Good hygiene and toilet use improve the health status of communities in Turkana
By Sarah Ooko, World Vision Senior Communications & Media Specialist, Kenya
It is a time for celebration among communities in Katukuri village, located in Turkana County, Kenya.
Women, men and children are dancing vigorously as they sing songs of praise and thanksgiving for their good health.
Families in this area value the quality of life they are currently living and do not take it for granted.
This is because they remember too well, the agony that the community used to go through as a result of hygiene related diseases that were common in the area.
They included cholera and dysentery that can be life threatening, as well as diarrhoea, which is a major cause of child deaths in Kenya. Trachoma, the leading cause of preventable blindness globally, was also common in the area.
Unknown to many families at the time, these diseases were rampant as a result of open defecation that was widely practiced in the community.
As per their culture and traditional way of life, they did not believe in building toilets or using them.
"We used to just relieve ourselves in the bushes. Every household had its own section of land near bushes or forests that was designated for this purpose," says Aruo, a mother of five children.
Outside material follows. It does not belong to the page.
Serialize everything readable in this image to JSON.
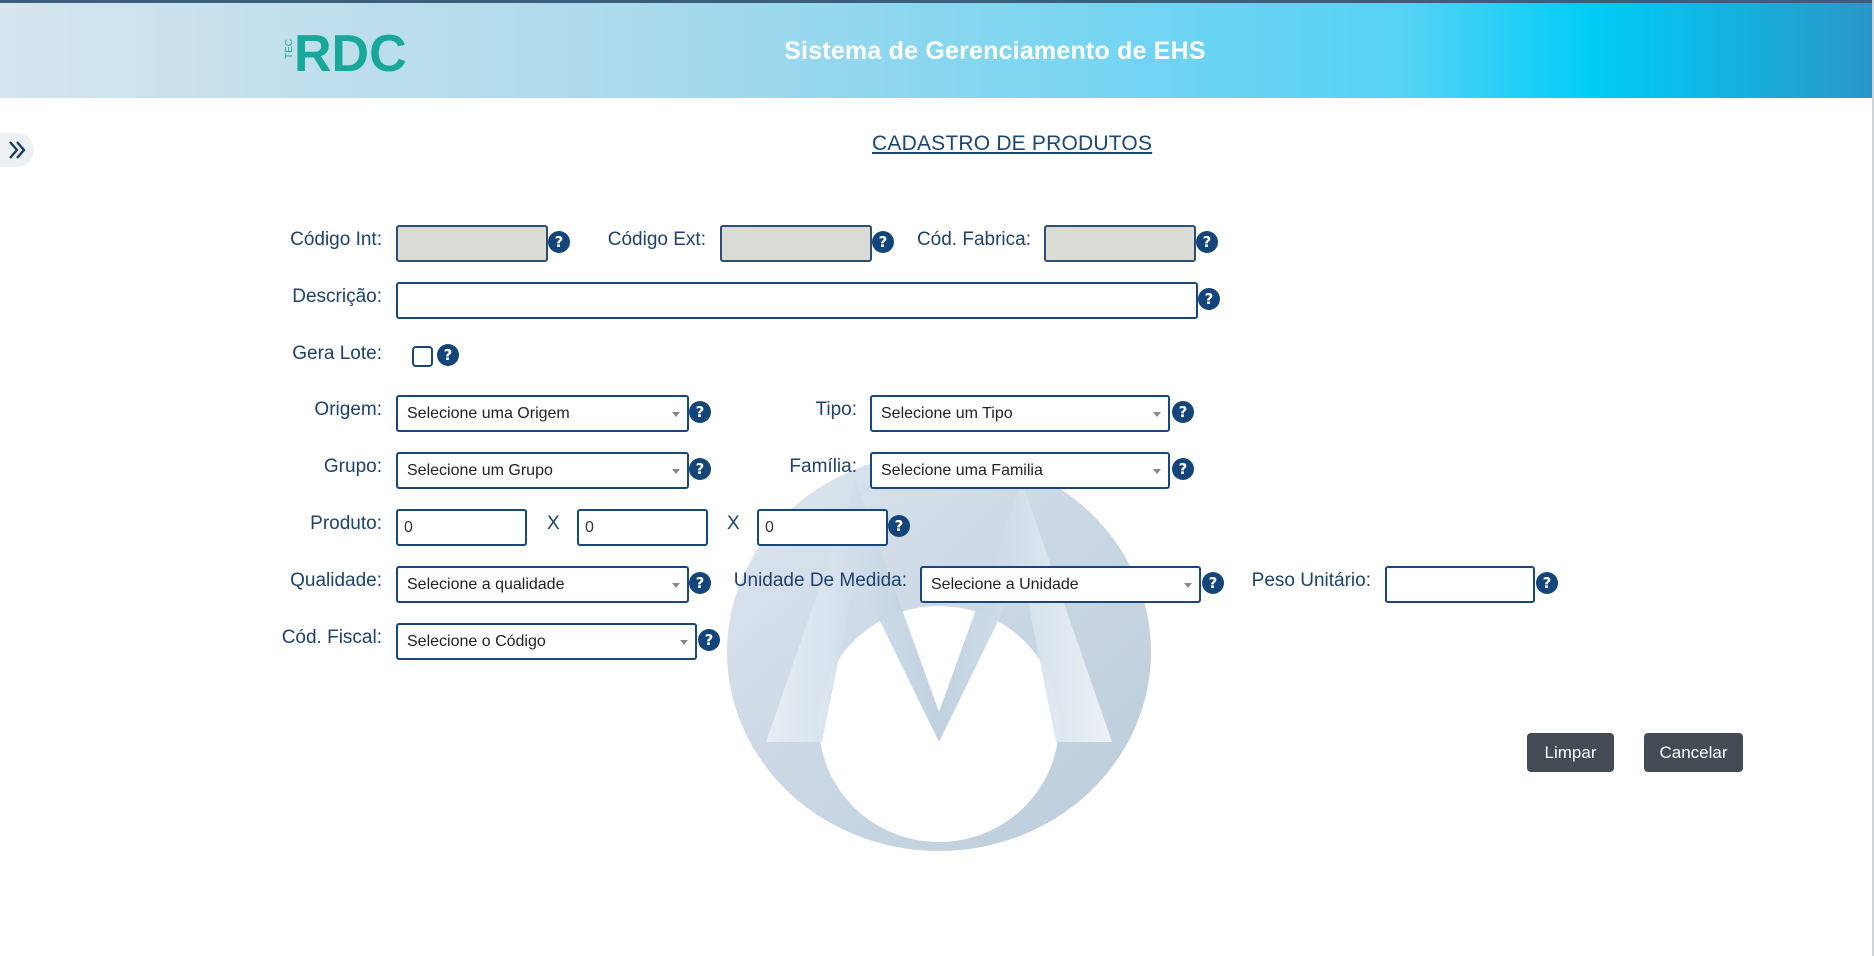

"We did not know that the faeces left behind were contaminating our water bodies and making us sick. They were also providing breeding sites for flies, which contaminated our food and acted as carriers for trachoma that was a big problem here, " she says.
The community became aware of the hazards linked to open defecation as a result of the massive awareness campaigns conducted by World Vision in partnership with UNICEF and the Turkana County Government, thanks to funding from the Korea International Cooperation Agency (KOICA).
This awareness campaign followed a public health approach known as Community Led Total Sanitation (CLTS), which is aimed at mobilising communities to take collective action - through building toilets with locally available material and using them - so as to create open defecation free villages.
This goal was eventually achieved through the support of influencers such as community health volunteers, elders, as well as women and men groups.
"We all have toilets here, as well as hand washing facilities to promote good hygiene. Children and families in this village now enjoy good health and we no longer fear that our young ones will die from diarrhoea diseases," notes Aruo.
The time and financial resources that parents previously used to take care of frequently sick children, has now been channelled towards agriculture and other income generating activities.
They include bead making, running grocery stores among others which are cushioning them from the adverse effects of climate change like prolonged droughts that affect agricultural productivity.
World Vision is empowering these communities to thrive, under its Strengthening Community Resilience to Climate Change Through Promotion of Water, Sanitation and Hygiene Service (SCORE) project.
"The change we have seen here is inspiring. And we are now keen on replicating these successes in other villages until the whole of Turkana attains the Open Defecation Free status," states Benson Marwa, the World Vision project officer in-charge of the SCORE project in Turkana.